The blog then quotes a few extracts, as follows:

5 December 1791
‘On the night of the fifth of December 1791, Being a deep Sleep, I dreamed that I was in a public Company, one of them demanded of me the limits of Rassanah Crandolph’s Soul had to display itself in, after it departed from her Body and taken its flight. In answer I desired that he show me the place of Beginning “thinking it like making a Survey of the Land.” He replied I cannot inform you but there is a man about three days journey from Hence that is able to satisfy your demand, I forthwith went to the man and requested of him to inform me place of beginning of the limits that Rasannah Crandolph’s soul had to display itself in, after the Seperation from her Body; who gave me answer, the Vernal Equinox, When I returned I found the Company together and I was able to Solve their Doubts by giving them the following answer Quincunx.’

13 December 1797
‘I Dreamed I saw some thing passing by my door to and fro, and when I attempted to go to the door, it would vanish and reapted [?] it twice or thrice, at length I let in the infernal Spirit and he told me that he had been concerned with a woman by the name of Beckey Freeman (I never heard the name as I remember) by some means we fell into a Skirmish, and I threw him behind the fire and endeavored to burn him up but all in vain- I know not what became of him but he was an ill formed being- Some part of him in Shape of a man, but hairy as a beast, his feet was circular or rather globular and did not exceed an inch and a half in diameter, but while I held him in the fire he said something respecting he was able to stand it, but I forget his words. B. Banneker’

24 April 1802
‘I dreamed I had a fawn or young deer; whose hair was white and like unto lamb’s wool , and all parts about it beautiful to behold. Then I said to myself I will set this little captive at liberty, but I will first clip the tips of his ear that I may know him if I should see him again. Then taking a pair of shears and cutting off the tip of one ear, and he cried like unto a child hath the pain which grieved him very much altho then I did not attempt to cut the other but was very sorry for that I had done I got him at liberty and he ran a considerable distance then he stopped and he looked back at me I advanced toward him, and he came and met me and I took a lock of wool from my garment and wiped the blood of wound which I had made on him (which sorely affected me) I took him in my arms and brought him home and hold him on my knees, he asked the Woman if she had any trust and she answered him in the affirmative and gave him Some, which he began to eat and then asked for milk in a cup She said the dog had got the cup with milk in it under the house but there is milk in the cupboard.

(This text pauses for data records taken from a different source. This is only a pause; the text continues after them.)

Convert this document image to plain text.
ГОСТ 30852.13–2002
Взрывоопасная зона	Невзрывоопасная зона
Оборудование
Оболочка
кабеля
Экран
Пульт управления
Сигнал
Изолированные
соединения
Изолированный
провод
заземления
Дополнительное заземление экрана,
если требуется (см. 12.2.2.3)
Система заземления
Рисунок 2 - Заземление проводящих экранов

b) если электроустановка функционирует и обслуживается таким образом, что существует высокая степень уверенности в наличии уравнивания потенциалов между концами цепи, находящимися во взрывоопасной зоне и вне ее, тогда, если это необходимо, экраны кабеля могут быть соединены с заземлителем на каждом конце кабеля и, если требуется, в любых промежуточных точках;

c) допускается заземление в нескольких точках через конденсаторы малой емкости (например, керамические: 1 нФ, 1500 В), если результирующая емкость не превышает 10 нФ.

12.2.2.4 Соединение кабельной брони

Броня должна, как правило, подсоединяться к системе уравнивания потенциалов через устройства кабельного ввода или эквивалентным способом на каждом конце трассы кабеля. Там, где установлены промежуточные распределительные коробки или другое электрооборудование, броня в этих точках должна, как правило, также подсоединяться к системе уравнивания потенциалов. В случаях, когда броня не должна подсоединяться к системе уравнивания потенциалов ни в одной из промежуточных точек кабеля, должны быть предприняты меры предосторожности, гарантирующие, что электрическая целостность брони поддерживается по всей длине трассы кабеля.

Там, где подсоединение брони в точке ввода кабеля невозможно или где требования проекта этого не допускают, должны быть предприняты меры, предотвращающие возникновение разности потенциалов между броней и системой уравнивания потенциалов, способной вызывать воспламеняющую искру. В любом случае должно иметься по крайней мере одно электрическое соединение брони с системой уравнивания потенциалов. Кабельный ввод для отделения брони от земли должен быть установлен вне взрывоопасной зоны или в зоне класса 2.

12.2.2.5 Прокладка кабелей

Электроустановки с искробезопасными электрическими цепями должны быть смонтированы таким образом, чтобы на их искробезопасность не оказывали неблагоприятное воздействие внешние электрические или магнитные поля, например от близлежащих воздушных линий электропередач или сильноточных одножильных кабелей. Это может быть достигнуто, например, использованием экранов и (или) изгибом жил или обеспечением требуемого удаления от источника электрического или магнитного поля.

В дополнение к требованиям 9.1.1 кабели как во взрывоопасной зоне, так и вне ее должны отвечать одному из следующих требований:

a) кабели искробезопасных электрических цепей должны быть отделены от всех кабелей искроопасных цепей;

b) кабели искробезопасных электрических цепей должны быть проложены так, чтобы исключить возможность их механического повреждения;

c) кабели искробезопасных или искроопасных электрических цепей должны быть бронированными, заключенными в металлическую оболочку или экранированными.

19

My dream left me. B. Banneker.’

24 April 1802
‘Being weary holing for corn, I laid down on my bed and fell into a deep sleep and dreamed I had a child in my arms and was viewing the back part of its head where it had been sore, and I found it was healed with a hole through the skin and Skull bone and came out at forehead, that I could see very distinctly through the child’s head the hole being large enough to receive an ordinary finger – I called some woman to see the strange sight, and she put her spectacles on and Saw it, and she asked me if I had previously lanced that place in the Child’s head, I answered in the affirmative.